Choose one of David Robinson’s tidytuesday screencasts, watch the video, and summarise. https://www.youtube.com/channel/UCeiiqmVK07qhY-wvg3IZiZQ
You must follow the instructions below to get credits for this assignment.
Tidy Tuesday screencast: predicting horror movie ratings
October 22, 2019
Hint: What’s the source of the data; what does the row represent; how many observations?; what are the variables; and what do they mean?
The source of the data is IMDB by way of Kaggle. The row covers all the movie’s information like the movie name, the release date, and the genre. There are 12 variables that are title, genres, release date, release country, movie rating, review rating, movie run time, plot, cast, language, filming locations, and budget.
Hint: For example, importing data, understanding the data, data exploration, etc.
The first step was importing all the information and then googling which variables were important. For example, the release date was not needed, so he got rid of it. Then, he made graphs to compare and try to find correlations between different variables like budget and movie rating. After finding the variables that actually affected the horror movie rating, the last step was to make a graph to show how the variables affect the rating.

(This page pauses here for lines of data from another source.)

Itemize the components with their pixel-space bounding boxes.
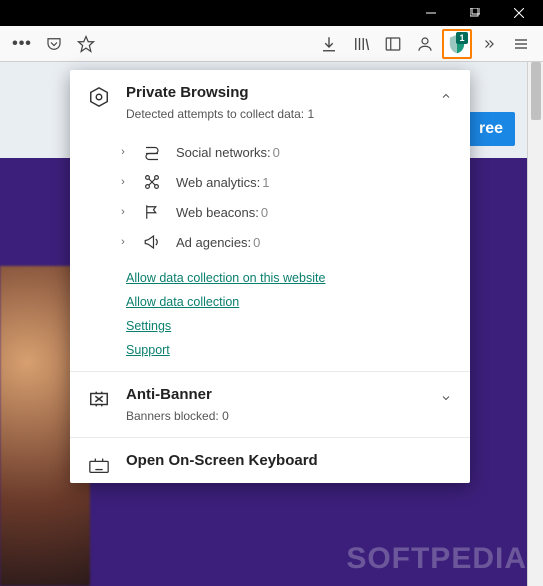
anti-banner-icon	[88, 388, 110, 410]
page-actions-button[interactable]: •••	[7, 29, 37, 59]
allow-all-link[interactable]: Allow data collection	[126, 295, 239, 309]
tracker-count: 0	[273, 145, 280, 160]
private-browsing-section: Private Browsing Detected attempts to co…	[70, 70, 470, 372]
keyboard-title: Open On-Screen Keyboard	[126, 452, 450, 469]
extension-badge-count: 1	[456, 32, 468, 44]
tracker-row-ads: › Ad agencies: 0	[118, 227, 450, 257]
browser-toolbar: ••• 1	[0, 26, 543, 62]
private-browsing-links: Allow data collection on this website Al…	[126, 271, 450, 357]
bookmark-star-icon[interactable]	[71, 29, 101, 59]
social-networks-icon	[142, 142, 162, 162]
allow-site-link[interactable]: Allow data collection on this website	[126, 271, 325, 285]
web-beacons-icon	[142, 202, 162, 222]
tracker-row-social: › Social networks: 0	[118, 137, 450, 167]
keyboard-icon	[88, 454, 110, 476]
vertical-scrollbar[interactable]	[527, 62, 543, 586]
library-icon[interactable]	[346, 29, 376, 59]
collapse-icon[interactable]	[440, 90, 452, 102]
chevron-right-icon[interactable]: ›	[118, 236, 128, 248]
overflow-icon[interactable]	[474, 29, 504, 59]
window-titlebar	[0, 0, 543, 26]
anti-banner-subtitle: Banners blocked: 0	[126, 409, 450, 423]
sidebar-icon[interactable]	[378, 29, 408, 59]
hamburger-menu-icon[interactable]	[506, 29, 536, 59]
chevron-right-icon[interactable]: ›	[118, 176, 128, 188]
watermark: SOFTPEDIA	[346, 542, 527, 576]
on-screen-keyboard-section[interactable]: Open On-Screen Keyboard	[70, 438, 470, 483]
expand-icon[interactable]	[440, 392, 452, 404]
tracker-label: Web analytics:	[176, 175, 260, 190]
tracker-row-analytics: › Web analytics: 1	[118, 167, 450, 197]
minimize-button[interactable]	[409, 0, 453, 26]
shield-hex-icon	[88, 86, 110, 108]
tracker-count: 0	[261, 205, 268, 220]
settings-link[interactable]: Settings	[126, 319, 171, 333]
private-browsing-subtitle: Detected attempts to collect data: 1	[126, 107, 450, 121]
ad-agencies-icon	[142, 232, 162, 252]
tracker-category-list: › Social networks: 0 › Web analytics: 1 …	[126, 137, 450, 257]
private-browsing-title: Private Browsing	[126, 84, 450, 101]
account-icon[interactable]	[410, 29, 440, 59]
close-button[interactable]	[497, 0, 541, 26]
chevron-right-icon[interactable]: ›	[118, 146, 128, 158]
tracker-label: Ad agencies:	[176, 235, 251, 250]
tracker-label: Web beacons:	[176, 205, 259, 220]
extension-popup: Private Browsing Detected attempts to co…	[70, 70, 470, 483]
downloads-icon[interactable]	[314, 29, 344, 59]
pocket-icon[interactable]	[39, 29, 69, 59]
kaspersky-extension-button[interactable]: 1	[442, 29, 472, 59]
support-link[interactable]: Support	[126, 343, 170, 357]
tracker-count: 1	[262, 175, 269, 190]
tracker-label: Social networks:	[176, 145, 271, 160]
maximize-button[interactable]	[453, 0, 497, 26]
tracker-row-beacons: › Web beacons: 0	[118, 197, 450, 227]
web-analytics-icon	[142, 172, 162, 192]
tracker-count: 0	[253, 235, 260, 250]
chevron-right-icon[interactable]: ›	[118, 206, 128, 218]
anti-banner-section[interactable]: Anti-Banner Banners blocked: 0	[70, 372, 470, 438]
partial-page-button[interactable]: ree	[467, 112, 515, 146]
anti-banner-title: Anti-Banner	[126, 386, 450, 403]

In the video, he used boxed graphs like how we did in class. But, other than that everything he had done in the video seemed new to me.
The major finding of the analysis is that certain words whether it be in the genre, plot, or even the release country, and sometimes the actor, are predictors of horror movie ratings.
It was really interesting to see how some variables had a big affect on the movie rating while others had very little affect. For example, I would expect budget to have had a big affect on the movie ratings with smaller budget movies having lower ratings, but it was found that budget actually had no affect.